Plus nettement encore, une large couverture médiatique a permis de diffuser les thèses inspirées de la théorie du «grand remplacement». À ce propos, l’écrivain et ancien conseiller de François Mitterrand, Jacques Attali, cite une réflexion de l’ancien président français estimant que «l'extrême droite française est aussi dans la droite». Dans cette campagne présidentielle, cette analyse cruelle se vérifie avec les surenchères d’une droite officielle paniquée à l'idée d'être dépassée par l’extrême droite.
Le discours de Valérie Pécresse du 13 février, qui évoquait le «grand remplacement», et ses sorties relatives aux «Français de papier» font surgir les vieux fantasmes d’une période que l’on pensait révolue… Il y a un siècle, on disait que la France était menacée de perdre son âme à cause des flux «italiens, polonais ou juifs».

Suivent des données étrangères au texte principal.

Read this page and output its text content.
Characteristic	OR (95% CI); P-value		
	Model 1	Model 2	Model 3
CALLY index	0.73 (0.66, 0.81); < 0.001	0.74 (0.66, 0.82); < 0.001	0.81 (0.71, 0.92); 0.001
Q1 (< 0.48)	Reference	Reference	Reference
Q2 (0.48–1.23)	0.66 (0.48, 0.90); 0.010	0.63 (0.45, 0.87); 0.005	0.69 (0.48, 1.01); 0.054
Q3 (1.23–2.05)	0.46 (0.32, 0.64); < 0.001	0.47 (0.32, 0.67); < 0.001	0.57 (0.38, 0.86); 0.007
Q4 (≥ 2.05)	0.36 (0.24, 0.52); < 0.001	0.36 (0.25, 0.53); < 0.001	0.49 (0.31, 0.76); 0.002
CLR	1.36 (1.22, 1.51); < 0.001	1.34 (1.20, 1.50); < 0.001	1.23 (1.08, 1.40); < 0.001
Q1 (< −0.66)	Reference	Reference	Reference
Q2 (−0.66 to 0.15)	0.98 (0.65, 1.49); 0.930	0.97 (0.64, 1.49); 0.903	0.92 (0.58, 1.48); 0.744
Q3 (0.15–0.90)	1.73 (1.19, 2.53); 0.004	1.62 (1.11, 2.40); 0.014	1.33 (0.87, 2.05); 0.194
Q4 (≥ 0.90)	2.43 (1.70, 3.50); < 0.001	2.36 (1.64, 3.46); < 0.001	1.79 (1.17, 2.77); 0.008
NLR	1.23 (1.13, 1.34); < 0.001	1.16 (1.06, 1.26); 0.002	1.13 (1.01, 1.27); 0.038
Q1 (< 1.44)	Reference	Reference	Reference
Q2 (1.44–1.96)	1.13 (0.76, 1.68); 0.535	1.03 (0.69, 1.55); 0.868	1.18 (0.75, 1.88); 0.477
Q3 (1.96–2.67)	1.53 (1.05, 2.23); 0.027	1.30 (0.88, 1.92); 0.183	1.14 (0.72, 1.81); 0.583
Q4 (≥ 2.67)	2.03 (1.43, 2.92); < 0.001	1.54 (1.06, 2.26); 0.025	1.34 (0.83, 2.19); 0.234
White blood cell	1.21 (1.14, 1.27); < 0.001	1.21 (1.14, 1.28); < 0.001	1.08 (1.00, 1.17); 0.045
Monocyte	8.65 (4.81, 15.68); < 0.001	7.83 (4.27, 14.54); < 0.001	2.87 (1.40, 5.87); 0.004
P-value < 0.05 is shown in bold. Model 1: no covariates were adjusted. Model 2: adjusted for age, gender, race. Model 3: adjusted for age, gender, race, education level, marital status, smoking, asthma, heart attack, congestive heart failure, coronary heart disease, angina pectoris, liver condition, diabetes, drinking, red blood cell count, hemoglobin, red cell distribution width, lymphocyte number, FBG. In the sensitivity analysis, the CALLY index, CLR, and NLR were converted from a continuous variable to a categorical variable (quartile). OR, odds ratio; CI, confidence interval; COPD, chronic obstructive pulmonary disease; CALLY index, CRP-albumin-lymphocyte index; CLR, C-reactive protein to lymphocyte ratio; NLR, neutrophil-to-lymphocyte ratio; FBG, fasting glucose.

Ce sentiment de peur pour l’identité de la France était liée, à l’époque, à une crainte des fonctions d’influence et du changement. Aujourd’hui, la hantise d’un grand remplacement est véhiculée en raison du poids démographique des musulmans et de son rapport supposé avec la sécurité, le terrorisme et l’immigration. Elle intervient à l’époque de «la fin des idéologies» et de «la révolution numérique». Pour cette raison, le renouvellement des partis politiques et de l’offre politique apparaissent plus nécessaires que jamais.
Quel que soit le résultat de cette bataille intestine des droites, Emmanuel Macron est donné favori au second tour. Il l'emporterait face à Éric Zemmour ainsi que face à Marine Le Pen (comme en 2017) et gagnerait de manière serrée face à Valérie Pécresse.
Toutefois, avec une opinion particulièrement indécise, tous les dés ne sont pas encore jetés et des surprises de dernière minute peuvent encore survenir.